I had the great good fortune of meeting James Baldwin in The White Horse Tavern in 1957 when I was starting out as a writer and Baldwin was one of my heroes. I recognized him from the photograph of his face that was on the cover of a new paperback of his first book of essays Notes of a Native Son, and there he was, in the flesh, having a beer. The “Autobiographical Notes” that introduced his book ended with a sentence that seemed to me like beacon, a guide: “I want to be an honest man and a good writer.”

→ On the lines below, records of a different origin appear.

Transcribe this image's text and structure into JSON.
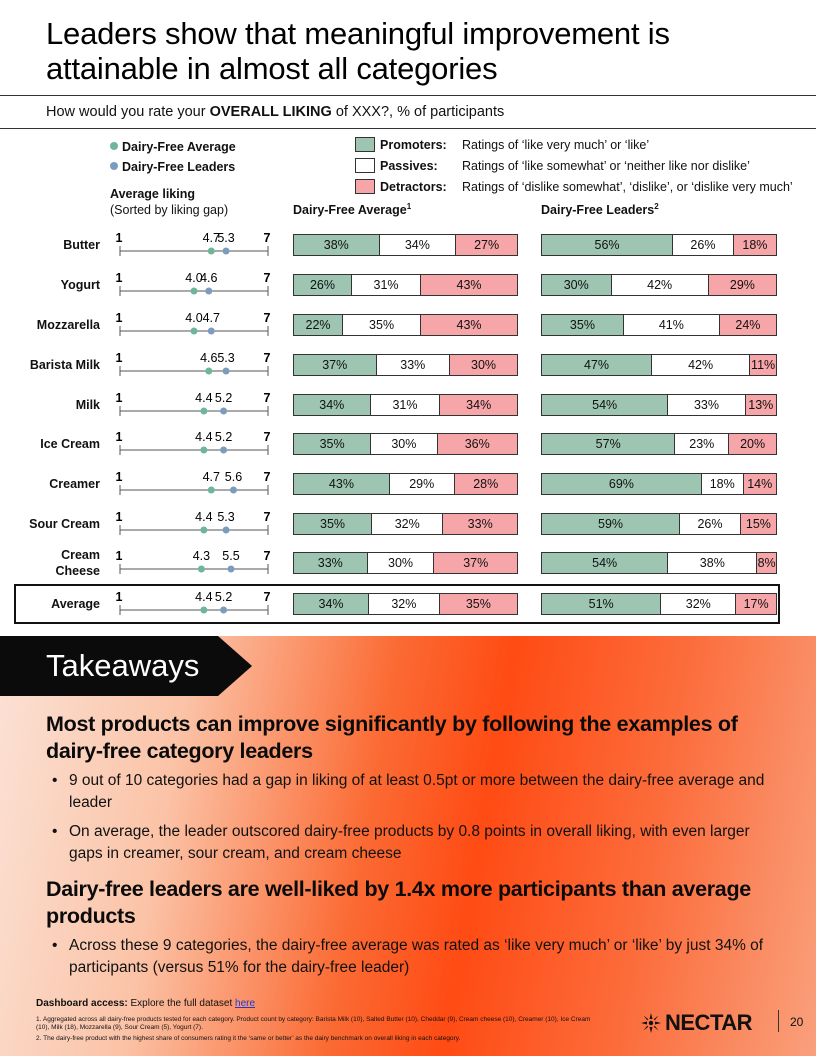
{
  "title": "Leaders show that meaningful improvement is attainable in almost all categories",
  "question": {
    "prefix": "How would you rate your ",
    "bold": "OVERALL LIKING",
    "suffix": " of XXX?, % of participants"
  },
  "legend": {
    "avg_dot": "Dairy-Free Average",
    "leader_dot": "Dairy-Free Leaders",
    "promoters": {
      "name": "Promoters:",
      "desc": "Ratings of ‘like very much’ or ‘like’"
    },
    "passives": {
      "name": "Passives:",
      "desc": "Ratings of ‘like somewhat’ or ‘neither like nor dislike’"
    },
    "detractors": {
      "name": "Detractors:",
      "desc": "Ratings of ‘dislike somewhat’, ‘dislike’, or ‘dislike very much’"
    }
  },
  "avg_liking_head": "Average liking",
  "avg_liking_sub": "(Sorted by liking gap)",
  "col_avg": "Dairy-Free Average",
  "col_avg_sup": "1",
  "col_lead": "Dairy-Free Leaders",
  "col_lead_sup": "2",
  "colors": {
    "promoter": "#9dc5b1",
    "passive": "#ffffff",
    "detractor": "#f6a5a8",
    "avg_dot": "#6fb59a",
    "leader_dot": "#7c9cbd"
  },
  "chart_data": {
    "type": "bar",
    "stacked": true,
    "scale_min": "1",
    "scale_max": "7",
    "rows": [
      {
        "category": "Butter",
        "avg_liking": 4.7,
        "lead_liking": 5.3,
        "avg_liking_label": "4.7",
        "lead_liking_label": "5.3",
        "avg": [
          38,
          34,
          27
        ],
        "lead": [
          56,
          26,
          18
        ],
        "avg_labels": [
          "38%",
          "34%",
          "27%"
        ],
        "lead_labels": [
          "56%",
          "26%",
          "18%"
        ]
      },
      {
        "category": "Yogurt",
        "avg_liking": 4.0,
        "lead_liking": 4.6,
        "avg_liking_label": "4.0",
        "lead_liking_label": "4.6",
        "avg": [
          26,
          31,
          43
        ],
        "lead": [
          30,
          42,
          29
        ],
        "avg_labels": [
          "26%",
          "31%",
          "43%"
        ],
        "lead_labels": [
          "30%",
          "42%",
          "29%"
        ]
      },
      {
        "category": "Mozzarella",
        "avg_liking": 4.0,
        "lead_liking": 4.7,
        "avg_liking_label": "4.0",
        "lead_liking_label": "4.7",
        "avg": [
          22,
          35,
          43
        ],
        "lead": [
          35,
          41,
          24
        ],
        "avg_labels": [
          "22%",
          "35%",
          "43%"
        ],
        "lead_labels": [
          "35%",
          "41%",
          "24%"
        ]
      },
      {
        "category": "Barista Milk",
        "avg_liking": 4.6,
        "lead_liking": 5.3,
        "avg_liking_label": "4.6",
        "lead_liking_label": "5.3",
        "avg": [
          37,
          33,
          30
        ],
        "lead": [
          47,
          42,
          11
        ],
        "avg_labels": [
          "37%",
          "33%",
          "30%"
        ],
        "lead_labels": [
          "47%",
          "42%",
          "11%"
        ]
      },
      {
        "category": "Milk",
        "avg_liking": 4.4,
        "lead_liking": 5.2,
        "avg_liking_label": "4.4",
        "lead_liking_label": "5.2",
        "avg": [
          34,
          31,
          34
        ],
        "lead": [
          54,
          33,
          13
        ],
        "avg_labels": [
          "34%",
          "31%",
          "34%"
        ],
        "lead_labels": [
          "54%",
          "33%",
          "13%"
        ]
      },
      {
        "category": "Ice Cream",
        "avg_liking": 4.4,
        "lead_liking": 5.2,
        "avg_liking_label": "4.4",
        "lead_liking_label": "5.2",
        "avg": [
          35,
          30,
          36
        ],
        "lead": [
          57,
          23,
          20
        ],
        "avg_labels": [
          "35%",
          "30%",
          "36%"
        ],
        "lead_labels": [
          "57%",
          "23%",
          "20%"
        ]
      },
      {
        "category": "Creamer",
        "avg_liking": 4.7,
        "lead_liking": 5.6,
        "avg_liking_label": "4.7",
        "lead_liking_label": "5.6",
        "avg": [
          43,
          29,
          28
        ],
        "lead": [
          69,
          18,
          14
        ],
        "avg_labels": [
          "43%",
          "29%",
          "28%"
        ],
        "lead_labels": [
          "69%",
          "18%",
          "14%"
        ]
      },
      {
        "category": "Sour Cream",
        "avg_liking": 4.4,
        "lead_liking": 5.3,
        "avg_liking_label": "4.4",
        "lead_liking_label": "5.3",
        "avg": [
          35,
          32,
          33
        ],
        "lead": [
          59,
          26,
          15
        ],
        "avg_labels": [
          "35%",
          "32%",
          "33%"
        ],
        "lead_labels": [
          "59%",
          "26%",
          "15%"
        ]
      },
      {
        "category": "Cream Cheese",
        "category_line1": "Cream",
        "category_line2": "Cheese",
        "avg_liking": 4.3,
        "lead_liking": 5.5,
        "avg_liking_label": "4.3",
        "lead_liking_label": "5.5",
        "avg": [
          33,
          30,
          37
        ],
        "lead": [
          54,
          38,
          8
        ],
        "avg_labels": [
          "33%",
          "30%",
          "37%"
        ],
        "lead_labels": [
          "54%",
          "38%",
          "8%"
        ]
      },
      {
        "category": "Average",
        "avg_liking": 4.4,
        "lead_liking": 5.2,
        "avg_liking_label": "4.4",
        "lead_liking_label": "5.2",
        "avg": [
          34,
          32,
          35
        ],
        "lead": [
          51,
          32,
          17
        ],
        "avg_labels": [
          "34%",
          "32%",
          "35%"
        ],
        "lead_labels": [
          "51%",
          "32%",
          "17%"
        ]
      }
    ]
  },
  "takeaways": {
    "title": "Takeaways",
    "head1": "Most products can improve significantly by following the examples of dairy-free category leaders",
    "bullet1": "9 out of 10 categories had a gap in liking of at least 0.5pt or more between the dairy-free average and leader",
    "bullet2": "On average, the leader outscored dairy-free products by 0.8 points in overall liking, with even larger gaps in creamer, sour cream, and cream cheese",
    "head2": "Dairy-free leaders are well-liked by 1.4x more participants than average products",
    "bullet3": "Across these 9 categories, the dairy-free average was rated as ‘like very much’ or ‘like’ by just 34% of participants (versus 51% for the dairy-free leader)"
  },
  "footer": {
    "dash_label": "Dashboard access:",
    "dash_text": " Explore the full dataset ",
    "dash_link": "here",
    "fn1": "1.   Aggregated across all dairy-free products tested for each category. Product count by category: Barista Milk (10), Salted Butter (10), Cheddar (9), Cream cheese (10), Creamer (10), Ice Cream (10), Milk (18), Mozzarella (9), Sour Cream (5), Yogurt (7).",
    "fn2": "2.   The dairy-free product with the highest share of consumers rating it the ‘same or better’ as the dairy benchmark on overall liking in each category.",
    "logo": "NECTAR",
    "page": "20"
  }
}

One of the White Horse “regulars” introduced me to Jimmy (the name he called himself and wanted to be called by) and when I told him I was working on my first book, about Spanish Harlem (Island in the City), he invited me to join him, and later to come by his apartment on Horatio Street, where we talked, and drank bourbon and listened to Bessie Smith records. All that came back to me when I read his powerful essay “The Uses of the Blues” in The Cross of Redemption, a book that’s a treasure-house of his previously uncollected writing.
He tells us at the beginning of his essay on the blues that it “does not refer to music: I don’t know anything about music. It does refer to the experience of life, or the state of being, out of which the blues come.” He says he might have just as well titled his essay “The Uses of Anguish” or “The Uses of Pain.” The blues, he says, are about “work, love, death, floods, lynchings. . . ‘Facts of Life.’”

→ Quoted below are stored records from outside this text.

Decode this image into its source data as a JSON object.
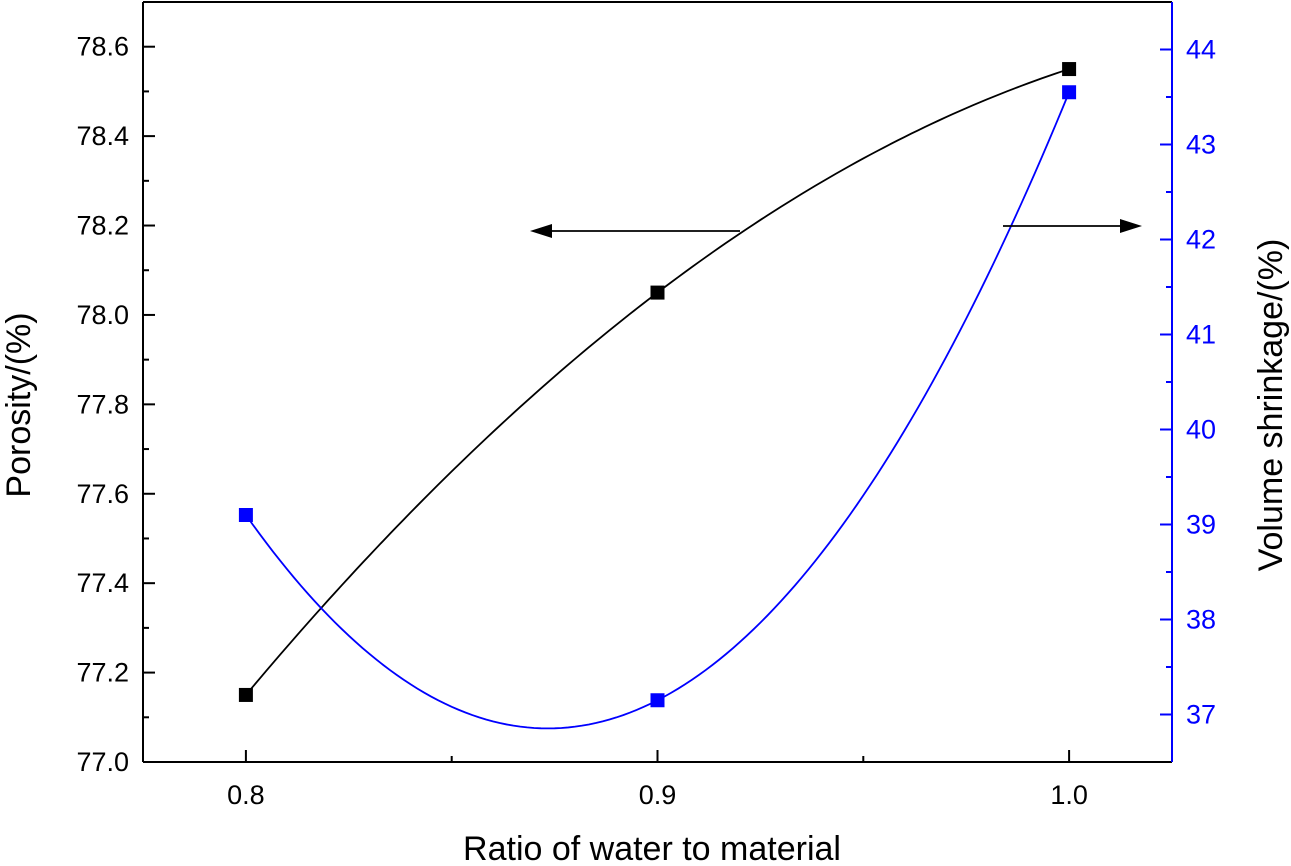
{
  "chart_data": {
    "type": "line",
    "title": "",
    "xlabel": "Ratio of water to material",
    "ylabel_left": "Porosity/(%)",
    "ylabel_right": "Volume shrinkage/(%)",
    "x": [
      0.8,
      0.9,
      1.0
    ],
    "x_ticks": [
      "0.8",
      "0.9",
      "1.0"
    ],
    "xlim": [
      0.775,
      1.025
    ],
    "ylim_left": [
      77.0,
      78.7
    ],
    "ylim_right": [
      36.5,
      44.5
    ],
    "y_ticks_left": [
      "77.0",
      "77.2",
      "77.4",
      "77.6",
      "77.8",
      "78.0",
      "78.2",
      "78.4",
      "78.6"
    ],
    "y_ticks_right": [
      "37",
      "38",
      "39",
      "40",
      "41",
      "42",
      "43",
      "44"
    ],
    "grid": false,
    "series": [
      {
        "name": "Porosity",
        "axis": "left",
        "color": "#000000",
        "marker": "square",
        "values": [
          77.15,
          78.05,
          78.55
        ]
      },
      {
        "name": "Volume shrinkage",
        "axis": "right",
        "color": "#0000ff",
        "marker": "square",
        "values": [
          39.1,
          37.15,
          43.55
        ]
      }
    ],
    "annotations": [
      {
        "type": "arrow",
        "direction": "left",
        "target_series": "Porosity"
      },
      {
        "type": "arrow",
        "direction": "right",
        "target_series": "Volume shrinkage"
      }
    ]
  },
  "colors": {
    "left_axis": "#000000",
    "right_axis": "#0000ff"
  }
}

That is in fact what all of Baldwin’s stunning and resonant work is about, whether in novels like Go Tell It on the Mountain or book-length essays that awaken people to the reality of their society and where it’s headed as in The Fire Next Time, or on the stage, with “Blues for Mister Charlie” or in short stories such as “Sonny’s Blues.”

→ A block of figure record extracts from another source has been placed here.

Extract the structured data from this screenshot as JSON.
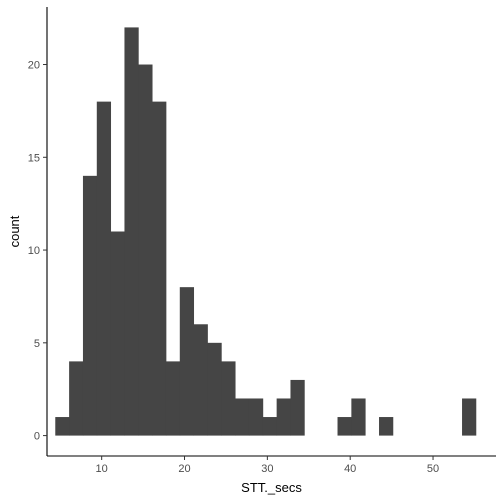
{
  "chart_data": {
    "type": "bar",
    "title": "",
    "xlabel": "STT._secs",
    "ylabel": "count",
    "xlim": [
      3.4,
      57.6
    ],
    "ylim": [
      -1.1,
      23.1
    ],
    "x_ticks": [
      10,
      20,
      30,
      40,
      50
    ],
    "y_ticks": [
      0,
      5,
      10,
      15,
      20
    ],
    "bin_width": 1.67,
    "bins": [
      {
        "x0": 4.4,
        "x1": 6.07,
        "count": 1
      },
      {
        "x0": 6.07,
        "x1": 7.74,
        "count": 4
      },
      {
        "x0": 7.74,
        "x1": 9.41,
        "count": 14
      },
      {
        "x0": 9.41,
        "x1": 11.08,
        "count": 18
      },
      {
        "x0": 11.08,
        "x1": 12.75,
        "count": 11
      },
      {
        "x0": 12.75,
        "x1": 14.42,
        "count": 22
      },
      {
        "x0": 14.42,
        "x1": 16.09,
        "count": 20
      },
      {
        "x0": 16.09,
        "x1": 17.76,
        "count": 18
      },
      {
        "x0": 17.76,
        "x1": 19.43,
        "count": 4
      },
      {
        "x0": 19.43,
        "x1": 21.1,
        "count": 8
      },
      {
        "x0": 21.1,
        "x1": 22.77,
        "count": 6
      },
      {
        "x0": 22.77,
        "x1": 24.44,
        "count": 5
      },
      {
        "x0": 24.44,
        "x1": 26.11,
        "count": 4
      },
      {
        "x0": 26.11,
        "x1": 27.78,
        "count": 2
      },
      {
        "x0": 27.78,
        "x1": 29.45,
        "count": 2
      },
      {
        "x0": 29.45,
        "x1": 31.12,
        "count": 1
      },
      {
        "x0": 31.12,
        "x1": 32.79,
        "count": 2
      },
      {
        "x0": 32.79,
        "x1": 34.46,
        "count": 3
      },
      {
        "x0": 38.47,
        "x1": 40.14,
        "count": 1
      },
      {
        "x0": 40.14,
        "x1": 41.81,
        "count": 2
      },
      {
        "x0": 43.48,
        "x1": 45.15,
        "count": 1
      },
      {
        "x0": 53.5,
        "x1": 55.17,
        "count": 2
      }
    ],
    "bar_color": "#454545",
    "axis_color": "#000000",
    "grid": false,
    "legend": "none"
  }
}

The blues, he reminds us, began “on the auction block,” and are “rooted in the slave songs,” and all of us who are alive, no matter what our state or estate or lack of it, we are going to suffer. Hopefully, we will survive whatever pain is inflicted on us (or that we inflict on ourselves), and move on, in the spirit that Bessie Smith describes with such plain and gut-hitting words: “picked up my bag, baby, and I tried it again.”